Bright but slight, here is Sony’s new slimline 14mm f/1.8 GM prime

New to E mount, the FE 14mm F1.8 GM looks to be a high-quality and versatile fast wide-angle option

Sony’s new FE 14mm F1.8 GM takes the company’s lens range to new places – it’s the fastest ultra-wide AF lens available, so far, and opens up all sorts of shooting applications while promising top-drawer G Master quality. It’s a full frame, E mount lens, so compatible with all the latest mirrorless Alpha bodies. 

What’s it for? Well, pretty much any wide-angle situation from landscapes and architecture to interiors and even documentary, weddings and quirky portrait photography, especially if you need to shoot in low light. The angle of view is a whopping 114°, while astrophotographers and those who like to shoot landscapes under the stars will be particularly interested in the new model with its f/1.8 maximum aperture.  

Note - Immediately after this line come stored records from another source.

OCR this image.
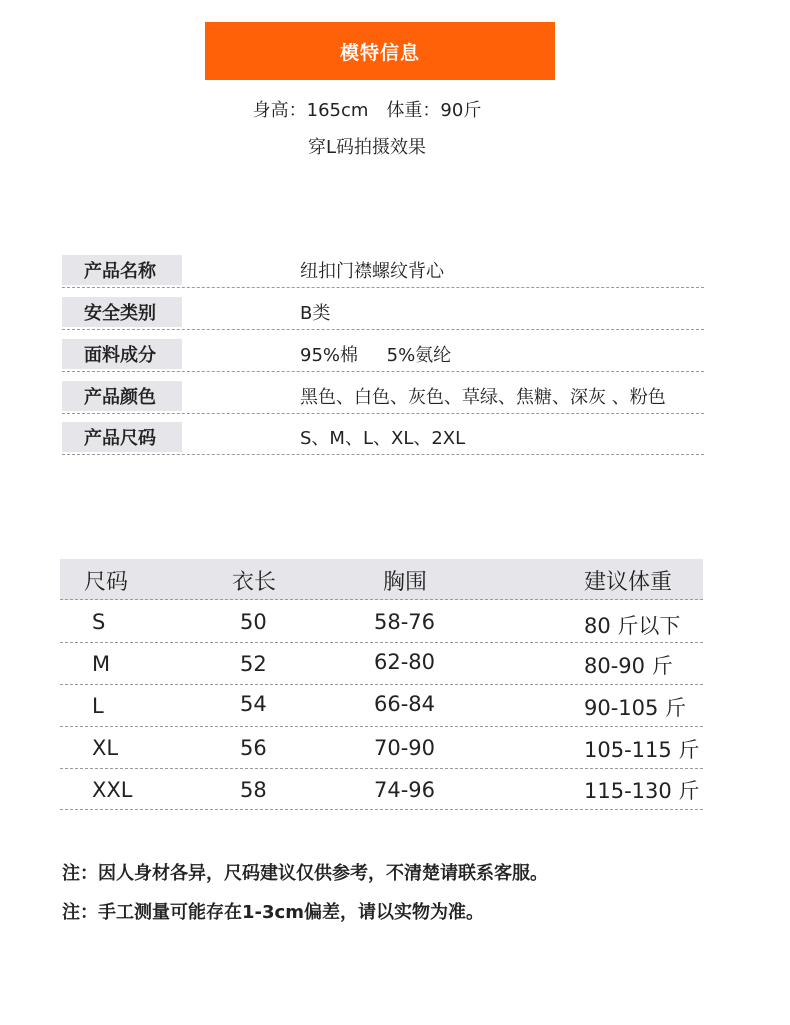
模特信息
身高：165cm 体重：90斤
穿L码拍摄效果
产品名称	纽扣门襟螺纹背心
安全类别	B类
面料成分	95%棉     5%氨纶
产品颜色	黑色、白色、灰色、草绿、焦糖、深灰 、粉色
产品尺码	S、M、L、XL、2XL
尺码	衣长	胸围	建议体重
S	50	58-76	80 斤以下
M	52	62-80	80-90 斤
L	54	66-84	90-105 斤
XL	56	70-90	105-115 斤
XXL	58	74-96	115-130 斤
注：因人身材各异，尺码建议仅供参考，不清楚请联系客服。
注：手工测量可能存在1-3cm偏差，请以实物为准。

To provide top-level resolution and contrast, the FE 14mm F1.8 GM uses two XA (extreme aspherical) elements and excellent results are claimed to be maintained even in the corners, a common failing for ultra-wide angle lenses. Interested in lens elements? Then know that it totals 14 elements in 11 groups, within which are two ED (extra-low dispersion) and one Super ED glass elements to suppress chromatic aberration and optimise sharpness and contrast throughout the aperture range. Good stuff.

Despite having lots of quality glass to provide what should be excellent image quality, the lens is surprisingly compact, too. It measures 83×99.8mm and weighs 460g, so it’s very much in line with the mirrorless ethos of smaller and lighter cameras and optics. The size and weight should make it a great choice for Alpha users who want top image quality and low-light potential from a wide-angle lens, but need to travel light. 

It’ll only stop down to f/16, but that’s typical for f/1.8 lenses, and you can always fit NDs for longer exposures, right? Speaking of filters, though its bulbous front element and built-in lens hood won’t allow regular filters, there’s a rear filter holder that accepts standard sheet-type filters when you need to control light or colour.

Being a GM lens, you’d expect decent build quality and the FE 14mm F1.8 GM shouldn’t disappoint in that regard, with a dust- and moisture-resistant design, and fluorine-coated front element to repel water and oils. Of interest to landscape photographers out on the hills, it may also repel crisps, but the official release says nothing of that. The rear element is also fluorine coated, which is important, actually, because if you’re using the slot filter holder it may need more cleaning than usual. 

Controls wise, you’re looking at a focus hold button, a focus mode switch and a manual focus ring, though the hold button can be customised to all sorts of uses from the camera menu. The focus ring is of the Linear Response MF type which should make it more precise and intuitive in use. The lens also has a physical aperture ring, which is great if you like working that way. In theory it also frees up an input on the body.

The lens also claims to give pleasing bokeh, and if you focus close enough at the wider apertures – the minimum is 25cm – you should be able to generate some subject separation in stills and video, even at this wide angle view. This smooth bokeh comes via a 9-blade circular aperture mechanism and XA lens elements, and there’s also Sony’s Nano AR Coating II technology included to subdue flare and ghosting. 

Finally, though you might not normally expect – or even need – fast focusing from an ultra-wide angle lens, the FE 14mm F1.8 GM promises quick and quiet AF thanks to twin XD (extreme dynamic) linear motors. That should twin it nicely with your Alpha body’s advanced AF modes and be useful if you’re using it for documentary work. The liner motors are virtually silent, too, making it suitable for video. 

The FE 14mm F1.8 GM will be available in May with an RRP of around £1,400.